In the wake of the twin tragedies in Kamloops, British Columbia and London, Ontario, The Toronto Star recently posed the question as to whether Canadians should celebrate Canada Day at all this year, or turn this July 1st holiday into a national day of sombre reflection instead. My answer is that we should celebrate. I am heartbroken by what happened, but I am also heartbroken by the level of animosity toward the country I call home.
Let me be clear. I am
not opposed to a national day of mourning and sombre reflection per se. In fact, I strongly support such an
initiative. However, I don’t think that
it should take place on Canada Day.
Canada Day is a day to celebrate this country, not to dwell on its flaws
and dirty laundry. This does not mean
that Canada is perfect and above criticism.
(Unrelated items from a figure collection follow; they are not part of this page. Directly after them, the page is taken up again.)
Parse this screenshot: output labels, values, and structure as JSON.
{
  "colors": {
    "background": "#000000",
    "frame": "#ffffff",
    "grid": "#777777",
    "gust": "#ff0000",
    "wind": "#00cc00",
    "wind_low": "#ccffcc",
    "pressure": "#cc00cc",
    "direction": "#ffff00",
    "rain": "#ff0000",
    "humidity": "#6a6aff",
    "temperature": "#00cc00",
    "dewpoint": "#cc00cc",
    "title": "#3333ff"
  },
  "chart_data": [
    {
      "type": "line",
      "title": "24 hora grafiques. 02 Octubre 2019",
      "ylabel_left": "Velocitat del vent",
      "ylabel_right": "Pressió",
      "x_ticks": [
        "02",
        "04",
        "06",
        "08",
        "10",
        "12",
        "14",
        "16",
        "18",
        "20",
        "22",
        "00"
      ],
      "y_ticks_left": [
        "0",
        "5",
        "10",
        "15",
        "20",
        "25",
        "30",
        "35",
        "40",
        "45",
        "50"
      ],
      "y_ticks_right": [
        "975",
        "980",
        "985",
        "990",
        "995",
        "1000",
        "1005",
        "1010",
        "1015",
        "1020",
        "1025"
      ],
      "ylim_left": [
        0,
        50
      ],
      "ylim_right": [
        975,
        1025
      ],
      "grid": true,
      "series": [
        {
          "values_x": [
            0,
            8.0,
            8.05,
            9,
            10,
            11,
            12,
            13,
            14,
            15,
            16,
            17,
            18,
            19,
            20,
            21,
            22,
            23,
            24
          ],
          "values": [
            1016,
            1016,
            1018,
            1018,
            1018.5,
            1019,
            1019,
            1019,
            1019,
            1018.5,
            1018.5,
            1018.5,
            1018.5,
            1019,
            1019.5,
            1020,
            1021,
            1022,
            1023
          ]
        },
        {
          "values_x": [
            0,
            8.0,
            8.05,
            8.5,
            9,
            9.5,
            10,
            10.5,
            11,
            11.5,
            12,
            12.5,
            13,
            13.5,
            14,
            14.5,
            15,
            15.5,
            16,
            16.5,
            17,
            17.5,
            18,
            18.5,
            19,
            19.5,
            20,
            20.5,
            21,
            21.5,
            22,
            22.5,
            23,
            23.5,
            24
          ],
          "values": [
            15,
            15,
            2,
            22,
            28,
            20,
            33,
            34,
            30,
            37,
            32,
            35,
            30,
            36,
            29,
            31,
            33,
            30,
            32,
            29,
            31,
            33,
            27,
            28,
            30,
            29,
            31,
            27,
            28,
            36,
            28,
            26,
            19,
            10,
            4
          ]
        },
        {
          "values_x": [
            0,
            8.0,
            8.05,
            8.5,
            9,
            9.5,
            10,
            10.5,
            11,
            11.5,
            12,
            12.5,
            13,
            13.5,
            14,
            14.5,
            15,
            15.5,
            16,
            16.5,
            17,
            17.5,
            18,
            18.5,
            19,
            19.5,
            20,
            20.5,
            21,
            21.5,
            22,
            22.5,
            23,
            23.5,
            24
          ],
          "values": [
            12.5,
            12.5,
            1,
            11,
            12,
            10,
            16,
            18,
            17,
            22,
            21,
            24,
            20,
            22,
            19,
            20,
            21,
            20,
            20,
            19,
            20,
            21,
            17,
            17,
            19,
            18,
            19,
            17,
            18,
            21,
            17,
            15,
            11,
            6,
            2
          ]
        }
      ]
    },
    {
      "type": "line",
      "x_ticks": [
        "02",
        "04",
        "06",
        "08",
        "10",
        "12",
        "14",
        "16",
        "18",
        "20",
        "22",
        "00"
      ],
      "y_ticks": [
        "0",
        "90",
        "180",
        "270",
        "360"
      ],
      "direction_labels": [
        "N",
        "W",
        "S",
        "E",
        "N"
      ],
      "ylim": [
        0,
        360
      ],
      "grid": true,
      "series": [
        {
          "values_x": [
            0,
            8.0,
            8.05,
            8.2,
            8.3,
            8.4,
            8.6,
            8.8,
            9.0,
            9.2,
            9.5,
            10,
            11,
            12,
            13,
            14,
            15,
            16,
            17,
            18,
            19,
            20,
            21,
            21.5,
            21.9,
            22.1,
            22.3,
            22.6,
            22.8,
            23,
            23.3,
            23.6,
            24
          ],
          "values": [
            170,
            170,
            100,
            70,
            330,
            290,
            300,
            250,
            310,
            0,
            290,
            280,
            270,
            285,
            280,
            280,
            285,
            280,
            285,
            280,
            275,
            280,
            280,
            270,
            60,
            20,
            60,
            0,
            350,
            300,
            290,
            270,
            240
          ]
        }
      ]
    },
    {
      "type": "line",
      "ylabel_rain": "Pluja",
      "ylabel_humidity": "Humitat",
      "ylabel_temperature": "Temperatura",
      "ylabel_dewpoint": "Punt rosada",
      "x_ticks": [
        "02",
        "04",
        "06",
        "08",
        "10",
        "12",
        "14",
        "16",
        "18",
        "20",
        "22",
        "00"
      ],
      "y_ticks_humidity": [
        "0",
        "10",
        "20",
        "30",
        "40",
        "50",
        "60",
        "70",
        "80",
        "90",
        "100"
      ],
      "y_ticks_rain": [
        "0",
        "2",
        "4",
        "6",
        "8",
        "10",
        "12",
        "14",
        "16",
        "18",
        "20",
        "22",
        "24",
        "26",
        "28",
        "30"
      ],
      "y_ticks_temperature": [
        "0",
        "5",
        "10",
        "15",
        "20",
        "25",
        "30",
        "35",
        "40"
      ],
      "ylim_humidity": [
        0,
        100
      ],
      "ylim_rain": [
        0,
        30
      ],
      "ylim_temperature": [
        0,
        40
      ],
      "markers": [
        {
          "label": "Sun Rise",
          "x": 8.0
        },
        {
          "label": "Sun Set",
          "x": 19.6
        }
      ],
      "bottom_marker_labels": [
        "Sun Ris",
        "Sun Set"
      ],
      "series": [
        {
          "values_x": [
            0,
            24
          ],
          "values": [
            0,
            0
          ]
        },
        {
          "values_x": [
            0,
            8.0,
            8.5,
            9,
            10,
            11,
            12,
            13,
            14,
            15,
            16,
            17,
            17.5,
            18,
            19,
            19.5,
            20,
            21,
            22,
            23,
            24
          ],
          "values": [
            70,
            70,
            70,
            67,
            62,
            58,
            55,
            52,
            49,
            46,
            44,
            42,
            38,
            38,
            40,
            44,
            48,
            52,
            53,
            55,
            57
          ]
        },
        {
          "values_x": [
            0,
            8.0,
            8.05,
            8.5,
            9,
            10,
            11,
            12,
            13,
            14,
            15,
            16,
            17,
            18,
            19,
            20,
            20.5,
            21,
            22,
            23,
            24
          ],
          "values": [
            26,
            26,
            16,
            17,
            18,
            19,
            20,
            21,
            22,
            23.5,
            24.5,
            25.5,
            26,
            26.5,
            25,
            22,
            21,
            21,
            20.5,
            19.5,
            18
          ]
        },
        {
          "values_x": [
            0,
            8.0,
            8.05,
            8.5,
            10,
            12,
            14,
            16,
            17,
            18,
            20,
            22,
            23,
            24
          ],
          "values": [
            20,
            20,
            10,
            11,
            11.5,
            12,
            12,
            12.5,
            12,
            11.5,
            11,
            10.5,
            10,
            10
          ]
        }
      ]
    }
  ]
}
It is most definitely not an endorsement of the “my country right or
wrong” mentality. I am deeply agonized
and saddened by the sorry history of the residential schools and the brutal
attack on the Muslim family in London. There
are no words to express the horror of those two atrocities. It is not my intention to minimize what
I would argue, however, that Canadians need to celebrate Canada Day more than ever in 2021. We are still suffering through a long, nightmarish pandemic. The situation has improved, but we are not out of the woods yet. The Delta variant is threatening to curtail our progress and many people have not received their second dose of the vaccine yet. COVID-19 has caused enormous physical and mental anguish. A large number of us have lost our loved ones, our businesses and our homes.
For just one day, can we stop beating our head against the wall? On July 1st, can we not think of our achievements instead? Canada is still the land of Terry Fox, Alexander Graham Bell, Tommy Douglas, The Famous Five, Lester Pearson, Thérèse Casgrain, Dr. David Suzuki, Pierre Trudeau, John Diefenbaker, Dr. Norman Bethune, Dr. Frederick Banting, Marshall McLuhan, Oscar Peterson, Emily Carr,, Viola Desmond, Margaret Atwood, Tom Longboat, The Group of Seven, Lincoln Alexander, Pauline Johnson and Alice Munro. They are not perfect people, but they and countless other Canadians have made great contributions to humanity and to and a more just society. They have excelled in their field of endeavour, whether it be music, art, politics, law, literature, sports or medicine and science.
On Canada Day, we would do well to remember these historical facts:
* In 1793, Upper Canada, now Ontario, introduced the Act Against Slavery, becoming the first territory in the British Empire to pass legislation leading to the gradual abolition of slavery in its jurisdiction.
* Canada is still the country that gave the world insulin, liberated the Netherlands and Sicily from Nazis, ended the 1956 Suez Crisis and instituted the practice of peacekeeping, for which Lester Pearson was awarded the Nobel Peace Prize in 1957.
* In 1948, A Canadian, John Peters Humphrey (1905-1995), was instrumental in drafting the United Nations Universal Declaration of Human Rights, Humphrey, a native of Hampton, New Brunswick, was a legal scholar, a human rights advocate and a professor at Montreal's McGill University.
* In 1979 the Canadian government, along with the CIA, helped six American diplomats evade capture during the seizure of the United States embassy in Tehran, Iran.
* The people of Gander, Newfoundland provided hospitality and a friendly atmosphere to stranded American air travellers during the September 2001 terrorist attacks in the United States.
* In a world where democracy seems to be losing ground to dictators, despots and authoritarians, Canada is fortunate to have a parliamentary democracy and a free press, however imperfect. We can change our governments and criticize our leaders.
People and governments are imperfect. No country is immune from racism and Canada is certainly no exception. Should Germans refuse to celebrate the achievements of their country because of Hitler and the Nazis? Should Americans take a pass on their July 4th Independence Day because of slavery and segregation?
Canada is not Utopia, but we certainly try to acknowledge our shortcomings and our terrible historical deeds. Unlike some countries, we seek reconciliation and issue apologies. Refugees risk their lives every day to come to this country. Immigrants continue to arrive here in search of a better life. It is one of the freest nations on earth. From the Atlantic Ocean to the Rocky Mountains, this is a beautiful country. I am proud to be a Canadian and I will definitely be celebrating Canada Day this year.